Embarking on a process typically reserved for design experts, the children learnt how to put a brief together, build prototypes and collaborate with one another.
‘Design is fundamentally a social process,’ says Wendy, ‘where institutional decision-making processes are linear and follow a step by step approach, designers typically frame complex situations such as public space design and then they test ideas to arrive at a spatial resolution. The flexibility of this approach means it is ideally suited for children’s involvement and shows the value of landscape architects working directly with children.’
From exploring the area, and identifying what might be missing, the children then set to work imagining a design through a series of playful exercises. What started out as big ideas in their minds, quickly took shape in the form of scale models – providing a tangible way to articulate their ideas and gather feedback from others. Through collaboration and compromise, a final design was eventually settled on, tested as a 1:1 cardboard prototype, before being fabricated by Variant.

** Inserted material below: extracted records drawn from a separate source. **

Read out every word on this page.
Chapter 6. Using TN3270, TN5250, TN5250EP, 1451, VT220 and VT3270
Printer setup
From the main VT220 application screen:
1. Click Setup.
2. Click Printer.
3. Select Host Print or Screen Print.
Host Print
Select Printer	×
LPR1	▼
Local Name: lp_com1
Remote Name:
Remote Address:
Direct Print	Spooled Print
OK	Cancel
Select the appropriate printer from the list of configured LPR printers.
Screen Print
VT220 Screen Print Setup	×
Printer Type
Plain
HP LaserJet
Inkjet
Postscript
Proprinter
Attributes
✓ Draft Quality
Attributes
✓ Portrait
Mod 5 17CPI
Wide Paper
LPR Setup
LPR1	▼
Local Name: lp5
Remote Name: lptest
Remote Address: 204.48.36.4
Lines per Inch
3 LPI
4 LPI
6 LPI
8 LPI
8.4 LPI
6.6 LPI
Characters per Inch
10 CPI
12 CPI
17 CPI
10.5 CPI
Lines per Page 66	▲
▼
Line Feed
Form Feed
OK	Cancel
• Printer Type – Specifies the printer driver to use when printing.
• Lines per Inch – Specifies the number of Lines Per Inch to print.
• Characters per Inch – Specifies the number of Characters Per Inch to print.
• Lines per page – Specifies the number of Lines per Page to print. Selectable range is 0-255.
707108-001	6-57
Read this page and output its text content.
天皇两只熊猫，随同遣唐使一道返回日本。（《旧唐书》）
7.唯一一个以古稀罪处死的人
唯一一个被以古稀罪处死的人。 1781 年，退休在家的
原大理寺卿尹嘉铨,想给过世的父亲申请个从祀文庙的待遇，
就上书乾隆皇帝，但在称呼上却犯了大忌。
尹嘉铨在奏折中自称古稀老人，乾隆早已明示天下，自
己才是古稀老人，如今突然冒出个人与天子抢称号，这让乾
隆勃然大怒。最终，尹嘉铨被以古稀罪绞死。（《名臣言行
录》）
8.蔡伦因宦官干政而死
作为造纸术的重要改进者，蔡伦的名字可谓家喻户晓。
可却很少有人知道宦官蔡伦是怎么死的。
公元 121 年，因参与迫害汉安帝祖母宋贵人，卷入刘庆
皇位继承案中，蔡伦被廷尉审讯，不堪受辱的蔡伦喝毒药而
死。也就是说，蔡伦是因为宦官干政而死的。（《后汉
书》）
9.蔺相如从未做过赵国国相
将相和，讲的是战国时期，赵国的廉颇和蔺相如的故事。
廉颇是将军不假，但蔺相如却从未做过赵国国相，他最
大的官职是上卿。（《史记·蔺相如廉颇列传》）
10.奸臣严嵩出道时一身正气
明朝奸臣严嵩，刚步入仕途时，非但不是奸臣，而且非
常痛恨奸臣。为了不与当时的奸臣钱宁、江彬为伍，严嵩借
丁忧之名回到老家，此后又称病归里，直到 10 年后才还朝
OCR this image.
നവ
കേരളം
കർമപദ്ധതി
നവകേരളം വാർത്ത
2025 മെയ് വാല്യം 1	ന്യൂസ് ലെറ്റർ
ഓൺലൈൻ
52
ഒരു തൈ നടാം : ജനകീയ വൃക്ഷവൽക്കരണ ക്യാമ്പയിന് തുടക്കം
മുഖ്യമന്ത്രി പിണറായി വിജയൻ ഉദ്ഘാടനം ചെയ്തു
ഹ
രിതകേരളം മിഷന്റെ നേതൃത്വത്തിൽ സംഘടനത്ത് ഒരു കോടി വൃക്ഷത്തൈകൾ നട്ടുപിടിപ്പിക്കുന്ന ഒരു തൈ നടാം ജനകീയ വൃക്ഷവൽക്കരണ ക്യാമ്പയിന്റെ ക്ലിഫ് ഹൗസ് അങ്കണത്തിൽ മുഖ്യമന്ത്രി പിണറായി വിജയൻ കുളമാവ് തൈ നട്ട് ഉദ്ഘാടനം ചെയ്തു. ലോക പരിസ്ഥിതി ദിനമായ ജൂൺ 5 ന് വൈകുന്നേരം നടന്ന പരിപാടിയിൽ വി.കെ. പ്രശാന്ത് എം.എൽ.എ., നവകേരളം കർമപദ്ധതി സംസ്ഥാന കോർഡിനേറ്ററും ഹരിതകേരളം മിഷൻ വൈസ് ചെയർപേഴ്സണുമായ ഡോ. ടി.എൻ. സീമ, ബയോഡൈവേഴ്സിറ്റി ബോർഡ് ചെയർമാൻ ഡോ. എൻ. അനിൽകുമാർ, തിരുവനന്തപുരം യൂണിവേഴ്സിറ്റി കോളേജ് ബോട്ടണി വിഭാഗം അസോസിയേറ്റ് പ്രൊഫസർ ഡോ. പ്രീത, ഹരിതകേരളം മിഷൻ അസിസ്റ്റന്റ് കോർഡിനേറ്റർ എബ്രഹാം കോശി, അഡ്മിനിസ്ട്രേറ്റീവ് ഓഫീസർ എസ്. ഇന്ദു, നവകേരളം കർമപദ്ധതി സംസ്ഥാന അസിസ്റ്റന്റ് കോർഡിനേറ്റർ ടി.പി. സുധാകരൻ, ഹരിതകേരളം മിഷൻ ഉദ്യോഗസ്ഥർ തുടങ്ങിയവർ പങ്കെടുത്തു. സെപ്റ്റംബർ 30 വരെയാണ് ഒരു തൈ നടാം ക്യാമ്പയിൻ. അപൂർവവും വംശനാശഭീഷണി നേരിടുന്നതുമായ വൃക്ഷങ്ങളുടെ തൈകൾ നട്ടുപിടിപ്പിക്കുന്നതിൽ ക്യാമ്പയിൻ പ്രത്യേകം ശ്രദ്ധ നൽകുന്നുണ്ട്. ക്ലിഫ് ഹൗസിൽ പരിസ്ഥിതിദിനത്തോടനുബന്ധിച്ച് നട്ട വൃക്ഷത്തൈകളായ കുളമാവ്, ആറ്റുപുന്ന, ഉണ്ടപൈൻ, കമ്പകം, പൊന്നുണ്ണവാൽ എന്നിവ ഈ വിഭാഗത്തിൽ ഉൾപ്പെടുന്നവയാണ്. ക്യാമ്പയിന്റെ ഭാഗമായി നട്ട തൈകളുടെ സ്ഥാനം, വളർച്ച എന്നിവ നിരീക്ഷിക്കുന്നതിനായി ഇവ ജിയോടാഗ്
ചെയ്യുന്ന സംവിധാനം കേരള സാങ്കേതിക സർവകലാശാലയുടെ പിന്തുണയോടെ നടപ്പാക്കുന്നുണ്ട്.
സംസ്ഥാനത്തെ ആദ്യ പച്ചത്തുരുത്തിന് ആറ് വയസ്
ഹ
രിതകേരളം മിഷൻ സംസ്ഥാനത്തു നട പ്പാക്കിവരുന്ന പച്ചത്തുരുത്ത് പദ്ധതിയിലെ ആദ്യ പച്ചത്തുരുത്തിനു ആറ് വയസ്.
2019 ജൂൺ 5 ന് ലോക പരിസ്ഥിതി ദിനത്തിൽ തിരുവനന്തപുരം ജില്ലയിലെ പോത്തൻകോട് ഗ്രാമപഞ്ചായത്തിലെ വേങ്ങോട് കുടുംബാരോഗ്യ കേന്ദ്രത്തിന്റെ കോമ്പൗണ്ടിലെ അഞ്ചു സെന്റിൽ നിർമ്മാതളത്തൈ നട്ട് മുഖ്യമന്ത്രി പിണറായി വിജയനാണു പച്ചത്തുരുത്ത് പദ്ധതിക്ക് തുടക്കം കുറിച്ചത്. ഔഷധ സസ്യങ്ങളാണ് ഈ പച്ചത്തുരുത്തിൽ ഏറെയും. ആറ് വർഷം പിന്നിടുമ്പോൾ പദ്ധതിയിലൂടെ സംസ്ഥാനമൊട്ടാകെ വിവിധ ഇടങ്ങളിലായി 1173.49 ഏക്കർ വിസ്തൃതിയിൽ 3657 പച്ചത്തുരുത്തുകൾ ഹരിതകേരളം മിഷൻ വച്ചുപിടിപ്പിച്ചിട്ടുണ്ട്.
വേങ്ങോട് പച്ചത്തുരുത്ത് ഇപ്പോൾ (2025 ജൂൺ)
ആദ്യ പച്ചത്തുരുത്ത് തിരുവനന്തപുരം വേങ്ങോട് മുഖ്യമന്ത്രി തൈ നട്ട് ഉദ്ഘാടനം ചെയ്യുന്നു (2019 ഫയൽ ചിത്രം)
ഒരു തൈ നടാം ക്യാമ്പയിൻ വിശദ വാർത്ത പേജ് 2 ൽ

“We combined the essence of the children’s final models to create a buildable structure. We wanted the children to be involved as much as possible, so we programmed workshop visits where the children could see their ideas progressing. The full scale modular elements constructed in the workshop were able to be taken to site, and then carried and bolted together by the children and their parents” says Jonathan.
The final structure is a place for children to play out their many imagined worlds – designed as a space to climb, hide and put on a puppet show. Titled The Imaginarium, the structure was assembled by the project team on Saturday 25 January, with the help of children who attended the programme and their whanau.
‘This project is an example of the positive outcomes created when communities are meaningfully involved in designing their public places.d The children’s connection to this space has been strengthened because they have been given the agency to make it a space of their own,’ says designer Rhiannon Josland.
The Imaginarium is a structure that could only have been imagined and made real by the children involved in the Place Cadets programme. This community-led placemaking approach, a true reflection of the local community involved. It can be visited at Phillipstown Hub, 39 Nursery Road, Phillipstown, Christchurch.